Ее волнение улеглось. Подумав и кусая платочек, она взяла из ящика письменного стола черепаховый портсигар и, скрыв его в пригоршне, протянула, тихо улыбаясь, Фицрою.
— Вам это будет очень приятно, — прошептала она, — берите, это от него на память, и думайте о нем хорошо. И ради бога не потеряйте.
Приподняв руку, Фицрой отпрянул всем существом, непримиримо волнуясь, — столько наивной беспощадности было в этом, так трогательно выраженном подношении, что резкая боль, сжав его сердце, одолела сдержанность, и он возмутился. Право самозащиты было неоспоримо. И он не хотел лгать так громко, как надо было солгать сейчас. Эти протянутые в горе руки отнимали у него единственное черное утешение, они посягали на тайны его сердца, стремясь исказить их.
— Но… — Фицрой напряженно улыбнулся, — я не знаю… Вы можете пожалеть.
— Это вам, — сказала она, не понимая его колебания.
Тогда он решительно положил руку на портсигар и на ее пальцы, сжав все в затрепетавший комок, и тихонько оттолкнул, передавая взглядом, что думал. С медленно поднимающимся удовольствием полного отчаяния увидел он беззащитно побледневшее лицо.
— Что значит… это? — Вырвав руки, Конхита отвела их и спрятала за спиной. — Говорите.
— Я не возьму подарка, — сказал Фицрой, радуясь, что перешагнул в пустоту. — Я не могу взять. Вы не имеете права ни предлагать, ни настаивать.
— О! я не настаиваю. Могу ли я вслух понять выражение вашего лица?
— Да, и я не спрячу его.
— Тогда… вы обманули Добба. Вы — враг.
— Я — враг, — сказал как в тумане Фицрой, — враг, и всегда буду врагом памяти этого человека. Но я не враг вам.
— Еще удар. — Она смотрела на него без гнева, сдвинув брови и постукивая носком ботинка. — Слава богу, удар этот, — ничто в сравнении с тем ударом.
Фицрой взял фуражку.
— Мне ничего не осталось, — задумчиво проговорил он, — я не знаю, жалею ли я вас в эту минуту. Не надо было дарить. Тогда я ничего не сказал бы вам. Может быть, вы поймете меня, так как сам себя я понимаю довольно плохо. Проще всего — поставить себя на мое место. Знайте, что и мне не сладко. Однако простите.
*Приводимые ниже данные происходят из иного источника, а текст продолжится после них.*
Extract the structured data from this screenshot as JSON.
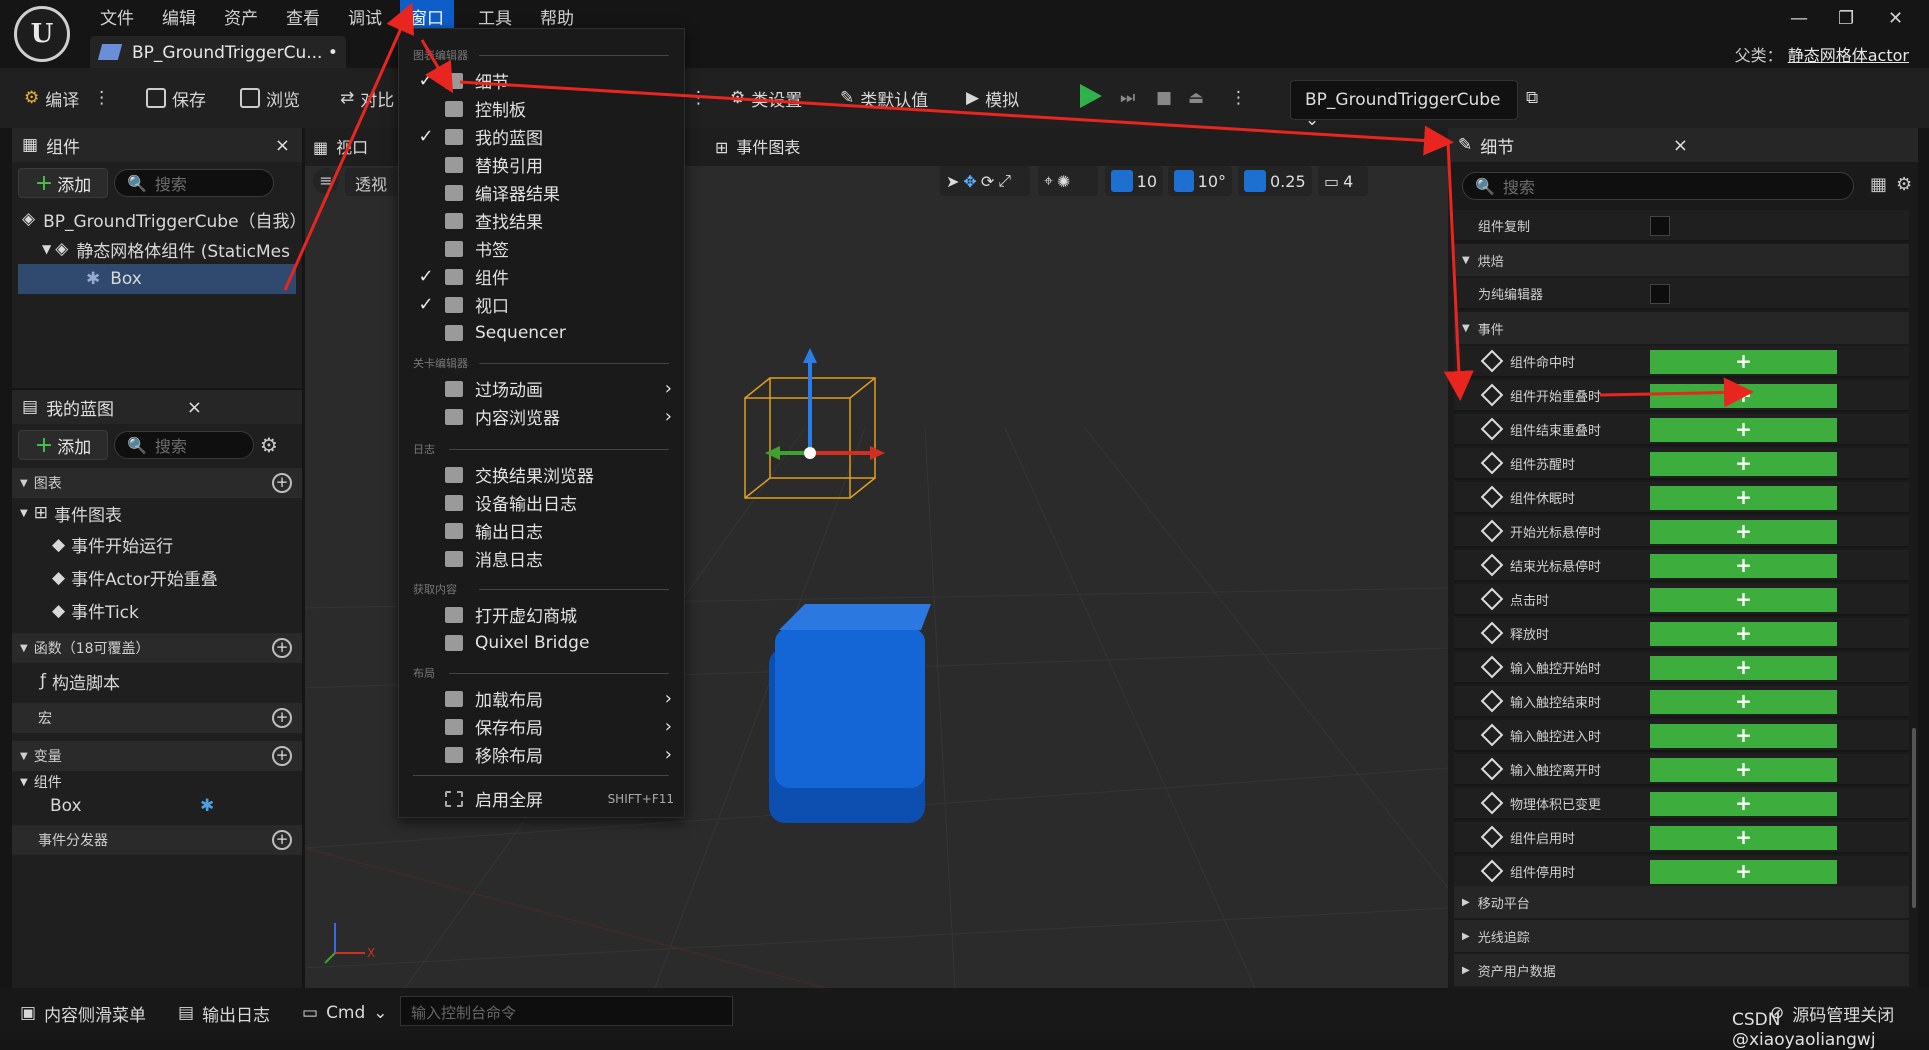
{
  "app": {
    "logo_text": "U"
  },
  "menubar": {
    "items": [
      "文件",
      "编辑",
      "资产",
      "查看",
      "调试",
      "窗口",
      "工具",
      "帮助"
    ],
    "active": "窗口"
  },
  "tab": {
    "title": "BP_GroundTriggerCu...",
    "modified": "•",
    "close": "×"
  },
  "window_controls": {
    "minimize": "—",
    "maximize": "❐",
    "close": "✕"
  },
  "parent": {
    "label": "父类：",
    "value": "静态网格体actor"
  },
  "toolbar": {
    "compile": "编译",
    "save": "保存",
    "browse": "浏览",
    "diff": "对比",
    "class_settings": "类设置",
    "class_defaults": "类默认值",
    "simulate": "模拟",
    "blueprint_dropdown": "BP_GroundTriggerCube"
  },
  "components_panel": {
    "title": "组件",
    "add": "添加",
    "search_placeholder": "搜索",
    "tree": [
      "BP_GroundTriggerCube（自我）",
      "静态网格体组件 (StaticMesh",
      "Box"
    ]
  },
  "myblueprint_panel": {
    "title": "我的蓝图",
    "add": "添加",
    "search_placeholder": "搜索",
    "graphs_label": "图表",
    "event_graph": "事件图表",
    "events": [
      "事件开始运行",
      "事件Actor开始重叠",
      "事件Tick"
    ],
    "functions_label": "函数（18可覆盖）",
    "construction_script": "构造脚本",
    "macros_label": "宏",
    "variables_label": "变量",
    "components_label": "组件",
    "component_var": "Box",
    "dispatchers_label": "事件分发器"
  },
  "viewport": {
    "tab": "视口",
    "perspective": "透视",
    "event_graph_tab": "事件图表",
    "grid": "10",
    "rotation": "10°",
    "scale": "0.25",
    "camera": "4"
  },
  "window_menu": {
    "section1": "图表编辑器",
    "items1": [
      {
        "label": "细节",
        "checked": true
      },
      {
        "label": "控制板",
        "checked": false
      },
      {
        "label": "我的蓝图",
        "checked": true
      },
      {
        "label": "替换引用",
        "checked": false
      },
      {
        "label": "编译器结果",
        "checked": false
      },
      {
        "label": "查找结果",
        "checked": false
      },
      {
        "label": "书签",
        "checked": false
      },
      {
        "label": "组件",
        "checked": true
      },
      {
        "label": "视口",
        "checked": true
      },
      {
        "label": "Sequencer",
        "checked": false
      }
    ],
    "section2": "关卡编辑器",
    "items2": [
      "过场动画",
      "内容浏览器"
    ],
    "section3": "日志",
    "items3": [
      "交换结果浏览器",
      "设备输出日志",
      "输出日志",
      "消息日志"
    ],
    "section4": "获取内容",
    "items4": [
      "打开虚幻商城",
      "Quixel Bridge"
    ],
    "section5": "布局",
    "items5": [
      "加载布局",
      "保存布局",
      "移除布局"
    ],
    "fullscreen": "启用全屏",
    "fullscreen_shortcut": "SHIFT+F11"
  },
  "details_panel": {
    "title": "细节",
    "search_placeholder": "搜索",
    "component_replication": "组件复制",
    "cooking": "烘焙",
    "editor_only": "为纯编辑器",
    "events_section": "事件",
    "events": [
      "组件命中时",
      "组件开始重叠时",
      "组件结束重叠时",
      "组件苏醒时",
      "组件休眠时",
      "开始光标悬停时",
      "结束光标悬停时",
      "点击时",
      "释放时",
      "输入触控开始时",
      "输入触控结束时",
      "输入触控进入时",
      "输入触控离开时",
      "物理体积已变更",
      "组件启用时",
      "组件停用时"
    ],
    "add_symbol": "+",
    "collapsed_sections": [
      "移动平台",
      "光线追踪",
      "资产用户数据"
    ]
  },
  "bottombar": {
    "content_drawer": "内容侧滑菜单",
    "output_log": "输出日志",
    "cmd": "Cmd",
    "cmd_placeholder": "输入控制台命令",
    "source_control": "源码管理关闭",
    "watermark": "CSDN @xiaoyaoliangwj"
  },
  "colors": {
    "accent": "#0d5ec9",
    "add_green": "#3dae3d",
    "cube_blue": "#1466d6",
    "annotation_red": "#e8261f"
  }
}
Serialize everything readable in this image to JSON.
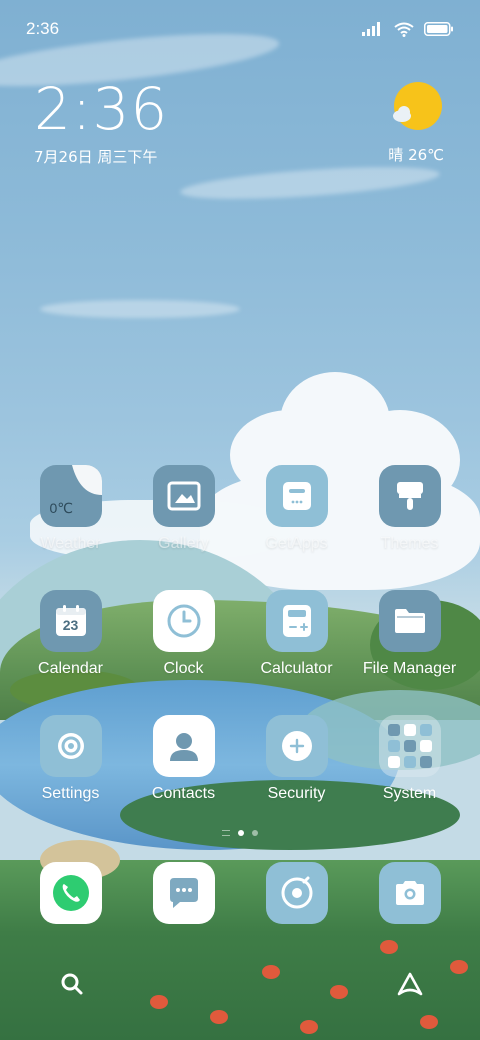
{
  "status_bar": {
    "time": "2:36"
  },
  "clock_widget": {
    "time": "2:36",
    "date": "7月26日 周三下午"
  },
  "weather_widget": {
    "text": "晴 26℃"
  },
  "home": {
    "rows": [
      [
        {
          "label": "Weather",
          "icon": "weather-icon",
          "temp": "0℃"
        },
        {
          "label": "Gallery",
          "icon": "gallery-icon"
        },
        {
          "label": "GetApps",
          "icon": "getapps-icon"
        },
        {
          "label": "Themes",
          "icon": "themes-icon"
        }
      ],
      [
        {
          "label": "Calendar",
          "icon": "calendar-icon",
          "day": "23"
        },
        {
          "label": "Clock",
          "icon": "clock-icon"
        },
        {
          "label": "Calculator",
          "icon": "calculator-icon"
        },
        {
          "label": "File Manager",
          "icon": "folder-icon"
        }
      ],
      [
        {
          "label": "Settings",
          "icon": "settings-icon"
        },
        {
          "label": "Contacts",
          "icon": "contacts-icon"
        },
        {
          "label": "Security",
          "icon": "security-icon"
        },
        {
          "label": "System",
          "icon": "folder-grid-icon"
        }
      ]
    ]
  },
  "dock": [
    {
      "icon": "phone-icon"
    },
    {
      "icon": "messages-icon"
    },
    {
      "icon": "browser-icon"
    },
    {
      "icon": "camera-icon"
    }
  ],
  "bottom": {
    "left_icon": "search-icon",
    "right_icon": "assistant-icon"
  }
}
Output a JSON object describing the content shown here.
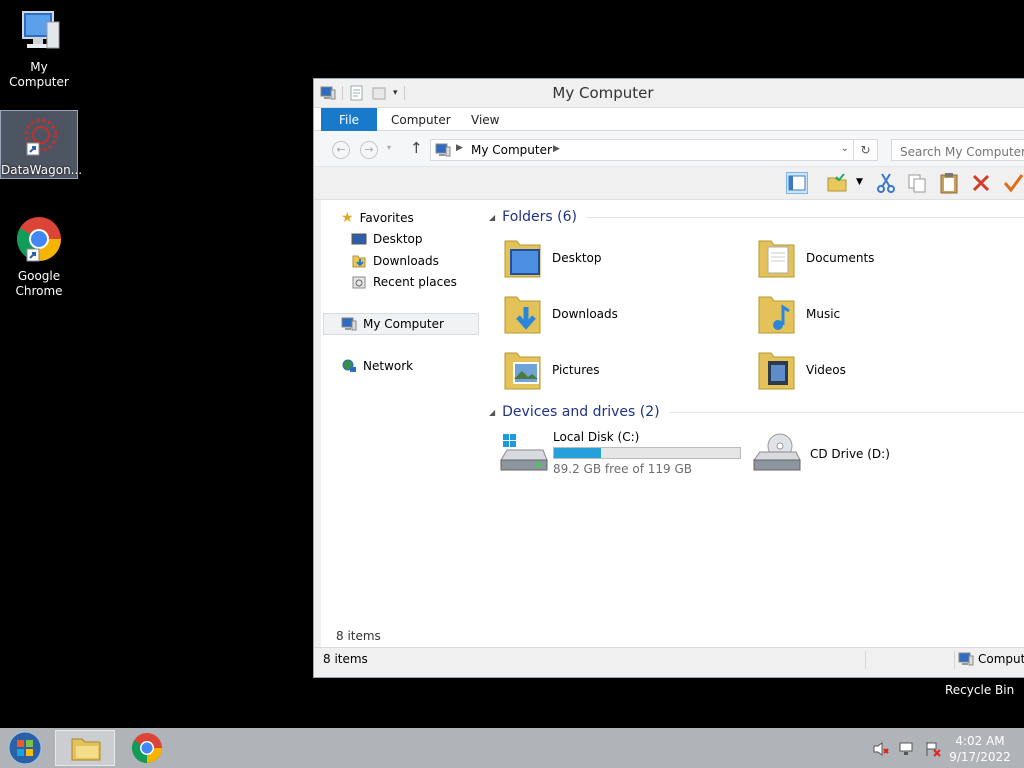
{
  "desktop": {
    "icons": [
      {
        "label": "My Computer",
        "icon": "computer-icon"
      },
      {
        "label": "DataWagon...",
        "icon": "datawagon-shortcut-icon"
      },
      {
        "label": "Google\nChrome",
        "icon": "chrome-icon"
      }
    ],
    "recycle_bin": "Recycle Bin"
  },
  "window": {
    "title": "My Computer",
    "tabs": [
      "File",
      "Computer",
      "View"
    ],
    "address": {
      "path": "My Computer"
    },
    "search": {
      "placeholder": "Search My Computer"
    },
    "navigation": {
      "favorites": "Favorites",
      "favorite_items": [
        "Desktop",
        "Downloads",
        "Recent places"
      ],
      "this_pc": "My Computer",
      "network": "Network"
    },
    "groups": {
      "folders_header": "Folders (6)",
      "folders": [
        "Desktop",
        "Documents",
        "Downloads",
        "Music",
        "Pictures",
        "Videos"
      ],
      "devices_header": "Devices and drives (2)",
      "local_disk": {
        "name": "Local Disk (C:)",
        "free_text": "89.2 GB free of 119 GB",
        "used_fraction": 0.25
      },
      "cd_drive": {
        "name": "CD Drive (D:)"
      }
    },
    "inner_count": "8 items",
    "status": {
      "count": "8 items",
      "location": "Computer"
    }
  },
  "taskbar": {
    "time": "4:02 AM",
    "date": "9/17/2022"
  },
  "colors": {
    "file_tab": "#1979ca",
    "accent_text": "#1e3287",
    "drive_fill": "#26a0da"
  }
}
Вместо разговора о вас произошел разговор обо мне. Я не хотел этого.
— Низкая, низкая ненависть! — крупные, тяжелые слезы скользнули по вздрагивающему лицу Конхиты. — Фицрой, не смейте ненавидеть его!
— Я ненавижу, — грустно, сильно и глубоко сказал Фицрой, открывая дверь, — но так же я могу и любить. Мир его праху! Я сказал искренно. Пожелайте, — о! пожелайте и вы, Конхита, — мира ненависти моей.
Горько махнув рукой, она бросилась в кресло и прижалась лицом к подушке, делая знак уйти.
Фицрой вышел, осторожно прикрыв дверь.
Не думая о направлении, он шел в сторону от бараков, изредка снимая фуражку и вытирая платком обильный прохладный пот. Он чувствовал себя так, как будто не дышал несколько дней, борясь с наполнившим грудь песком. Весь только что окончившийся разговор представлялся ему сплошным криком, эхо которого еще гудело в ушах. Он был потрясенно тих, как после спасения. К отвратительному впечатлению собственных слов примешивалось удовлетворяющее сознание правды, хотя бы брошенной в исступлении.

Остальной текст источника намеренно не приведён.